Division of Neurology, Department of Internal Medicine, Ditmanson Medical Foundation Chia-Yi Christian Hospital, Chiayi City, Taiwan.
Department of Nursing, Fooyin University, Kaohsiung, Taiwan.
JMIR Med Inform. 2024 Oct 1;12:e56955. doi: 10.2196/56955.
Electronic medical records store extensive patient data and serve as a comprehensive repository, including textual medical records like surgical and imaging reports. Their utility in clinical decision support systems is substantial, but the widespread use of ambiguous and unstandardized abbreviations in clinical documents poses challenges for natural language processing in clinical decision support systems. Efficient abbreviation disambiguation methods are needed for effective information extraction.
This study aims to enhance the one-to-all (OTA) framework for clinical abbreviation expansion, which uses a single model to predict multiple abbreviation meanings. The objective is to improve OTA by developing context-candidate pairs and optimizing word embeddings in Bidirectional Encoder Representations From Transformers (BERT), evaluating the model's efficacy in expanding clinical abbreviations using real data.
Three datasets were used: Medical Subject Headings Word Sense Disambiguation, University of Minnesota, and Chia-Yi Christian Hospital from Ditmanson Medical Foundation Chia-Yi Christian Hospital. Texts containing polysemous abbreviations were preprocessed and formatted for BERT. The study involved fine-tuning pretrained models, ClinicalBERT and BlueBERT, generating dataset pairs for training and testing based on Huang et al's method.
BlueBERT achieved macro- and microaccuracies of 95.41% and 95.16%, respectively, on the Medical Subject Headings Word Sense Disambiguation dataset. It improved macroaccuracy by 0.54%-1.53% compared to two baselines, long short-term memory and deepBioWSD with random embedding. On the University of Minnesota dataset, BlueBERT recorded macro- and microaccuracies of 98.40% and 98.22%, respectively. Against the baselines of Word2Vec + support vector machine and BioWordVec + support vector machine, BlueBERT demonstrated a macroaccuracy improvement of 2.61%-4.13%.

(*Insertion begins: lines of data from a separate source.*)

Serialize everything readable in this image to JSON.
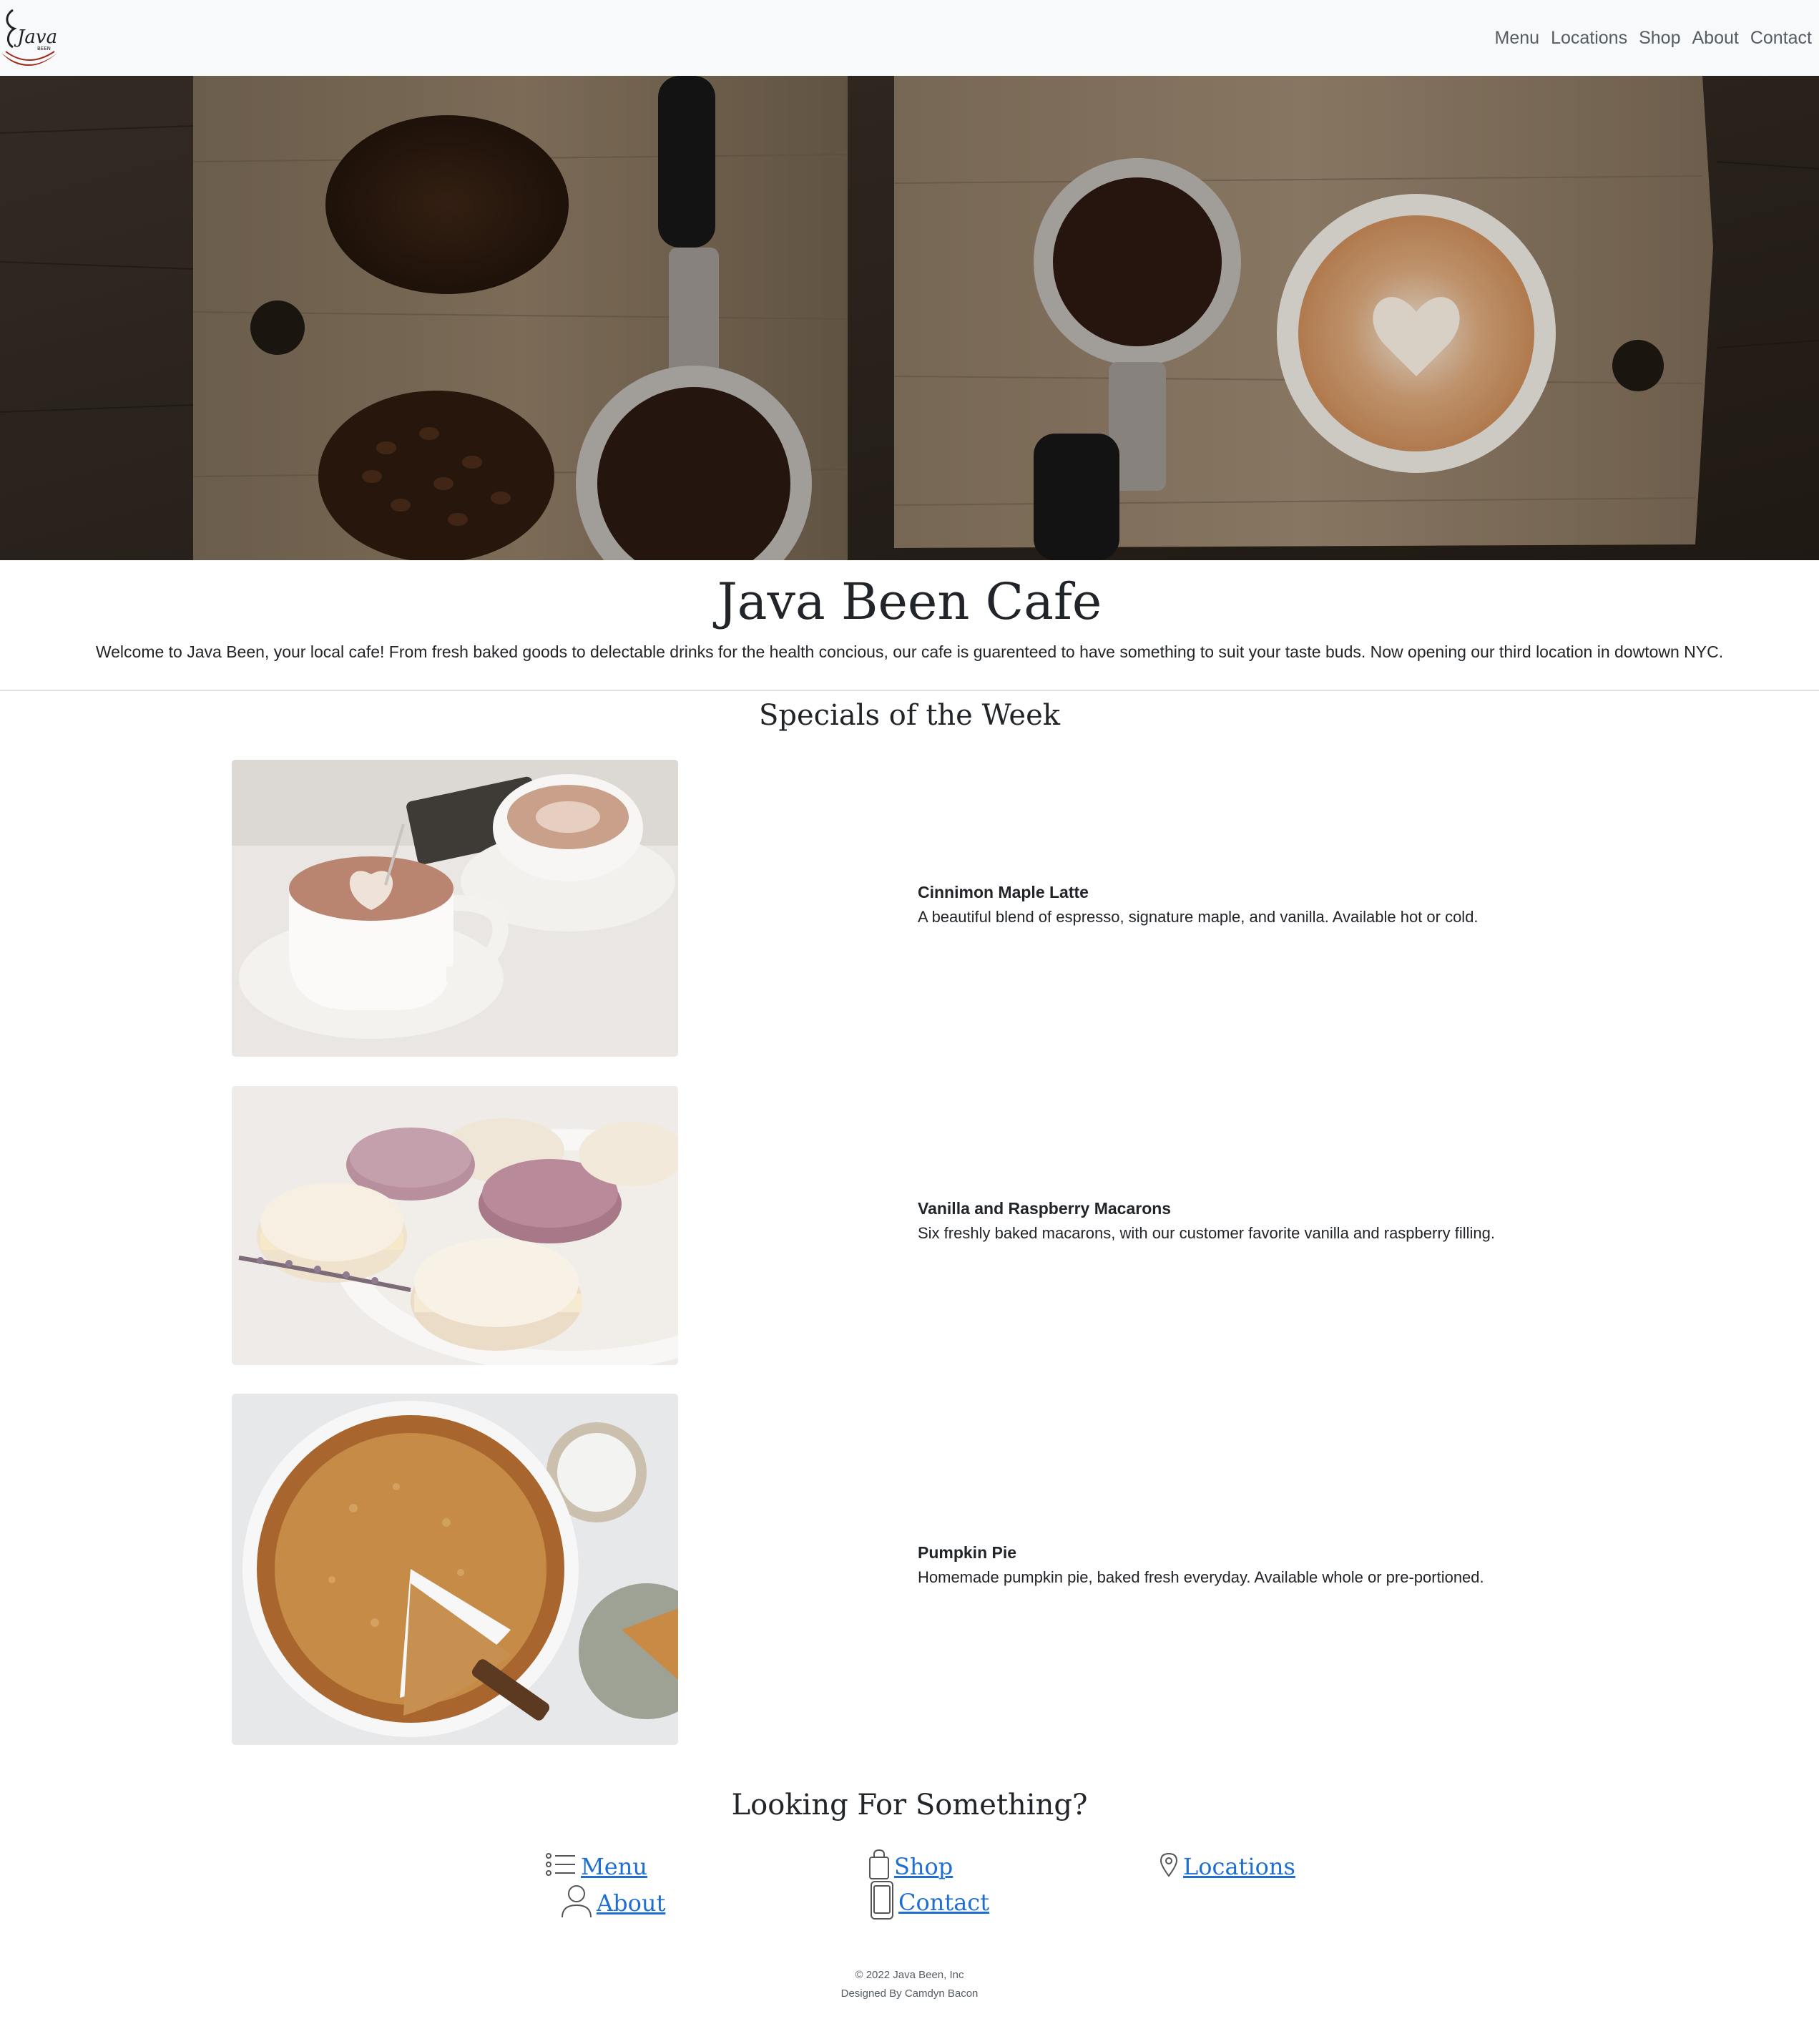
{
  "brand": {
    "logo_text": "Java",
    "logo_subtext": "BEEN",
    "colors": {
      "accent_red": "#9b2a1a",
      "link_blue": "#1f6fd1",
      "navbar_bg": "#f8f9fa"
    }
  },
  "nav": {
    "items": [
      {
        "label": "Menu"
      },
      {
        "label": "Locations"
      },
      {
        "label": "Shop"
      },
      {
        "label": "About"
      },
      {
        "label": "Contact"
      }
    ]
  },
  "intro": {
    "title": "Java Been Cafe",
    "text": "Welcome to Java Been, your local cafe! From fresh baked goods to delectable drinks for the health concious, our cafe is guarenteed to have something to suit your taste buds. Now opening our third location in dowtown NYC."
  },
  "specials": {
    "title": "Specials of the Week",
    "items": [
      {
        "name": "Cinnimon Maple Latte",
        "description": "A beautiful blend of espresso, signature maple, and vanilla. Available hot or cold."
      },
      {
        "name": "Vanilla and Raspberry Macarons",
        "description": "Six freshly baked macarons, with our customer favorite vanilla and raspberry filling."
      },
      {
        "name": "Pumpkin Pie",
        "description": "Homemade pumpkin pie, baked fresh everyday. Available whole or pre-portioned."
      }
    ]
  },
  "quick_links": {
    "title": "Looking For Something?",
    "items": [
      {
        "label": "Menu",
        "icon": "list-icon"
      },
      {
        "label": "Shop",
        "icon": "shopping-bag-icon"
      },
      {
        "label": "Locations",
        "icon": "map-pin-icon"
      },
      {
        "label": "About",
        "icon": "person-icon"
      },
      {
        "label": "Contact",
        "icon": "phone-icon"
      }
    ]
  },
  "footer": {
    "copyright": "© 2022 Java Been, Inc",
    "credit": "Designed By Camdyn Bacon"
  }
}
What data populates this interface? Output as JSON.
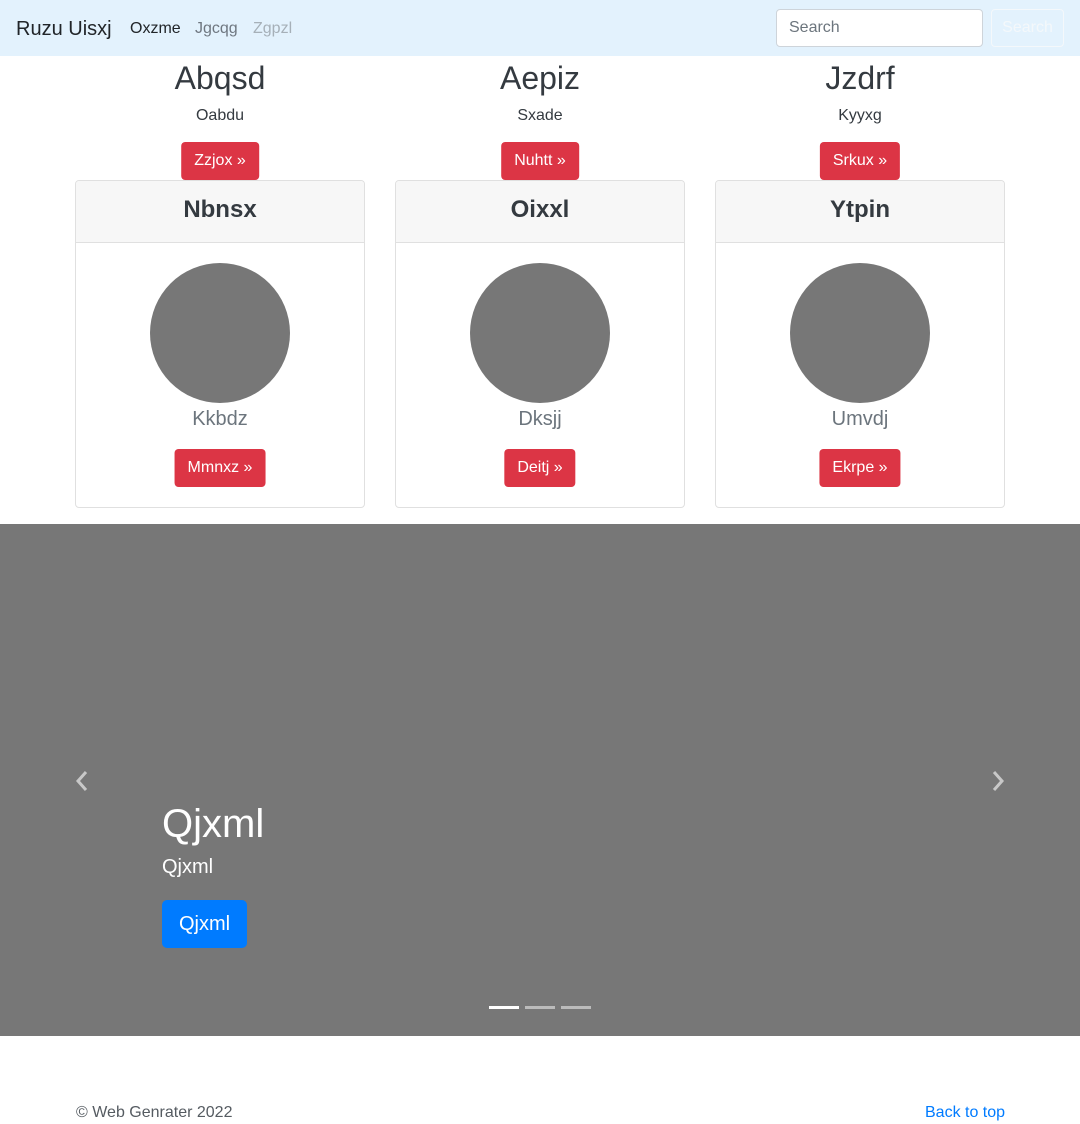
{
  "navbar": {
    "brand": "Ruzu Uisxj",
    "links": [
      "Oxzme",
      "Jgcqg",
      "Zgpzl"
    ],
    "search": {
      "placeholder": "Search",
      "value": ""
    },
    "search_button": "Search"
  },
  "top_columns": [
    {
      "title": "Abqsd",
      "text": "Oabdu",
      "button": "Zzjox »"
    },
    {
      "title": "Aepiz",
      "text": "Sxade",
      "button": "Nuhtt »"
    },
    {
      "title": "Jzdrf",
      "text": "Kyyxg",
      "button": "Srkux »"
    }
  ],
  "cards": [
    {
      "header": "Nbnsx",
      "name": "Kkbdz",
      "button": "Mmnxz »"
    },
    {
      "header": "Oixxl",
      "name": "Dksjj",
      "button": "Deitj »"
    },
    {
      "header": "Ytpin",
      "name": "Umvdj",
      "button": "Ekrpe »"
    }
  ],
  "carousel": {
    "title": "Qjxml",
    "subtitle": "Qjxml",
    "button": "Qjxml",
    "slide_count": 3,
    "active_index": 0
  },
  "footer": {
    "copyright": "© Web Genrater 2022",
    "back_to_top": "Back to top"
  },
  "colors": {
    "navbar_bg": "#e3f2fd",
    "danger": "#dc3545",
    "primary": "#007bff",
    "placeholder_gray": "#777777"
  }
}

This research preliminarily validated the effectiveness of the OTA method for abbreviation disambiguation in medical texts, demonstrating the potential to enhance both clinical staff efficiency and research effectiveness.
电子病历存储了大量患者数据,是一个综合的知识库,其中包括手术和影像报告等文本医疗记录。它们在临床决策支持系统中的实用性很大,但临床文档中广泛使用模糊和非标准化的缩写给临床决策支持系统中的自然语言处理带来了挑战。需要有效的缩写词消歧方法来进行有效的信息提取。
本研究旨在增强用于临床缩写扩展的一对一到所有(OTA)框架,该框架使用单个模型来预测多个缩写含义。目标是通过开发上下文-候选对并优化来自变压器的双向编码器表示(BERT)中的单词嵌入,使用真实数据评估模型在扩展临床缩写方面的效果,从而改进 OTA。
使用了三个数据集:医学主题词词义消歧、明尼苏达大学和基督教医科大学(由基督教医科大学基金会管理)。含有多义词缩写的文本经过预处理和 BERT 格式化。研究涉及微调预训练模型 ClinicalBERT 和 BlueBERT,根据 Huang 等人的方法生成训练和测试数据集对。
BlueBERT 在医学主题词词义消歧数据集上的宏准确率和微准确率分别达到 95.41%和 95.16%。与两个基线(长短期记忆和带有随机嵌入的 deepBioWSD)相比,它的宏准确率提高了 0.54%-1.53%。在明尼苏达大学数据集上,BlueBERT 的宏准确率和微准确率分别达到 98.40%和 98.22%。与 Word2Vec + 支持向量机和 BioWordVec + 支持向量机基线相比,BlueBERT 的宏准确率提高了 2.61%-4.13%。
本研究初步验证了 OTA 方法在医学文本缩写消歧中的有效性,表明该方法有可能提高临床工作人员的效率和研究效果。